Do you think it makes sense for a charger design to allow the charge current to vastly exceed the maximum charge current setting, in this case going from 1.5A up past 8A? Same with the float voltage. That was also vastly exceeded.

Generally no and it would have been nice if it had stopped charging and shown an error message. But the rising input voltage is not a normal condition and obvious a problem with the hardware design of the charger.
I do not believe the problem would occurred if the input current limit on the charger had been set below the current limit on the power supply.
 
I do not believe the problem would occurred if the input current limit on the charger had been set below the current limit on the power supply.

Well, Junsi's reply was this:

"Would you please check if you have set a very low value for the current limit protection? If so, the phenomenon you met is normal."

So it appears that it does not help if you set a low value for the input current limit. Tell me, does that make sense? What is the point of an input current limit if it is ignored in such a way that introduces an extremely dangerous overcurrent and overvoltage condition?

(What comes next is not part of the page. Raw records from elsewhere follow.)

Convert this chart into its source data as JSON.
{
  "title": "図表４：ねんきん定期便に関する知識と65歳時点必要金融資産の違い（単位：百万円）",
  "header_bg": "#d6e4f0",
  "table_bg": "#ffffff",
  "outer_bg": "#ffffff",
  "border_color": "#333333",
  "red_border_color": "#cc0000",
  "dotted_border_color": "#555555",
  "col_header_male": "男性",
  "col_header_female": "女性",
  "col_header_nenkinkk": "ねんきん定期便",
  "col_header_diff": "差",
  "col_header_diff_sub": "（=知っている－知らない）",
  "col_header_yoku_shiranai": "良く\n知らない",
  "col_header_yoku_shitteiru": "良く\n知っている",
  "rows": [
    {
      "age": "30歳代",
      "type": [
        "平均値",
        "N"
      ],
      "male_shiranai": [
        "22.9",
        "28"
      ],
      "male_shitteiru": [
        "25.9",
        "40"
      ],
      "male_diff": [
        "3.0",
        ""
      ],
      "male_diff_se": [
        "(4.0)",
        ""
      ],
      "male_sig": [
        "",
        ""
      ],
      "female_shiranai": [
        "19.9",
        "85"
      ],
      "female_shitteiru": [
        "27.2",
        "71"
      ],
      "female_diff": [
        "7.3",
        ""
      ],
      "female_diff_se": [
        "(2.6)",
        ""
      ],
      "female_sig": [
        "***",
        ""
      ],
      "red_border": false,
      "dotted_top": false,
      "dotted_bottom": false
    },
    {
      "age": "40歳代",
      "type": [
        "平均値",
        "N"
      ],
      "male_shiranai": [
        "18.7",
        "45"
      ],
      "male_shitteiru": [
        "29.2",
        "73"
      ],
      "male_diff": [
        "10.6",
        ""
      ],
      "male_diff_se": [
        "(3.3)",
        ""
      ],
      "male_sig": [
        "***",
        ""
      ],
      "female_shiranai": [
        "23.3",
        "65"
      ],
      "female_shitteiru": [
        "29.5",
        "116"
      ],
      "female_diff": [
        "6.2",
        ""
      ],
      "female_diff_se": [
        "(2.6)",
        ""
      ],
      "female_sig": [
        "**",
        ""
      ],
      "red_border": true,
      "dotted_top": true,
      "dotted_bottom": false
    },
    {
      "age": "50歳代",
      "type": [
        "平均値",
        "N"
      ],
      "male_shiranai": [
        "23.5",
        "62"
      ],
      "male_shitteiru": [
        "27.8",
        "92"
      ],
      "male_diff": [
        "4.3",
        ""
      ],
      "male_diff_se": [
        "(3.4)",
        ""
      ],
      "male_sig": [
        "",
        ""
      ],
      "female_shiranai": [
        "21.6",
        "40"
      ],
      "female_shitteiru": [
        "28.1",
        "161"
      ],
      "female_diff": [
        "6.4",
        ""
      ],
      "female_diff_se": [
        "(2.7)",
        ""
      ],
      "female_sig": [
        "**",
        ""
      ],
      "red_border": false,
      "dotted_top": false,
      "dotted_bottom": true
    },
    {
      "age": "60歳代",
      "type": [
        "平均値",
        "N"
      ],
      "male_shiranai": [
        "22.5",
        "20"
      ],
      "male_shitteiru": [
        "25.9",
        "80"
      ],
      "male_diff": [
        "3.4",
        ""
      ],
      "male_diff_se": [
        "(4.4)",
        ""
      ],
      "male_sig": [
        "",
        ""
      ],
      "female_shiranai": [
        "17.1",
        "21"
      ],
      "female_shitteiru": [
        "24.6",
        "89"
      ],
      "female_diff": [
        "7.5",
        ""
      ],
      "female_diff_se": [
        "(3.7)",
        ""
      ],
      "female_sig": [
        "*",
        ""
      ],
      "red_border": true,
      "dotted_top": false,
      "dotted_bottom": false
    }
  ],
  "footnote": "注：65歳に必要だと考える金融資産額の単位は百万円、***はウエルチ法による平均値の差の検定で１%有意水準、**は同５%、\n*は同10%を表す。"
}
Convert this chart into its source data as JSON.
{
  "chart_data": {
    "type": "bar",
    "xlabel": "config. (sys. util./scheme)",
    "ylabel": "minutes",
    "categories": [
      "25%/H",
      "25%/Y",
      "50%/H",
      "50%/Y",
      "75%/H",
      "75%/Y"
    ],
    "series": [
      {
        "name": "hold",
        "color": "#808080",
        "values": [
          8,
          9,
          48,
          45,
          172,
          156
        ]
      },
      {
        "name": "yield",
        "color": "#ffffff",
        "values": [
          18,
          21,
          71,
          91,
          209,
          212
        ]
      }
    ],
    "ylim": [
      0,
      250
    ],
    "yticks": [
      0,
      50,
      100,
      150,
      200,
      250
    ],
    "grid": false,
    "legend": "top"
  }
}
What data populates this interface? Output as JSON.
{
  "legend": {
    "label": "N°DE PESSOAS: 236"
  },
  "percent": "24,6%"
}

VegasF6 was series charging some Sanyo 18650 cells, which have a nominal capacity of 2500mAh. Thus, a max 1C charge would be 2.5A. According to the datasheet that VegasF6 linked, the standard charge current is 1.75A. When the iCharger glitched out, the charge current apparently was over 8A (looks like about 8.5A). That is over a 3C charge rate. Instead of a float voltage of 8.4V, the voltage also increased to what appears to be about 9.4V (4.7V per cell).

Normal? Hardly!!!!
 
in you're graf did not monitoring output current which don't increase.

Maybe I'm misinterpreting VegasF6's original post, but this is what he wrote about the graph he posted:

"According to the graph I am posting charge currents were also that high ...."

So it seems to me that the graph is showing the charger output to the Li-ion cells, not the power supply input to the charger.

I would be very happy to be proven wrong since I also have an iCharger (a 208B) and would prefer not taking a face shot from some Li-ions that I'm charging.
 
I have missed that.
so you claim that output current to the battery is also 8A ?
that's definitely not ok.
my suggestion is that you use Pb as the source and measure input and output with current clamp meter.
power supplay with current and voltage limits could cause variation (when current limit is kicking in voltage could drop for a moment) in input voltage and thats why dc/dc of the charger could do some correction and increase current from the source to provide enaught power to the output
mybe you have for a moment voltage drop to zero, and that's why input current suddenly increase.
as I say, use Pb for comparision.
waiting for new report...
reagrds, Simon
 
Well, Junsi's reply was this:

"Would you please check if you have set a very low value for the current limit protection? If so, the phenomenon you met is normal."

Junsi does not specify if it is the current limit on the charger or on the power supply, I read it as the power supply limit. I.e. a power supply with a current limit below the chargers current limit can trigger this problem.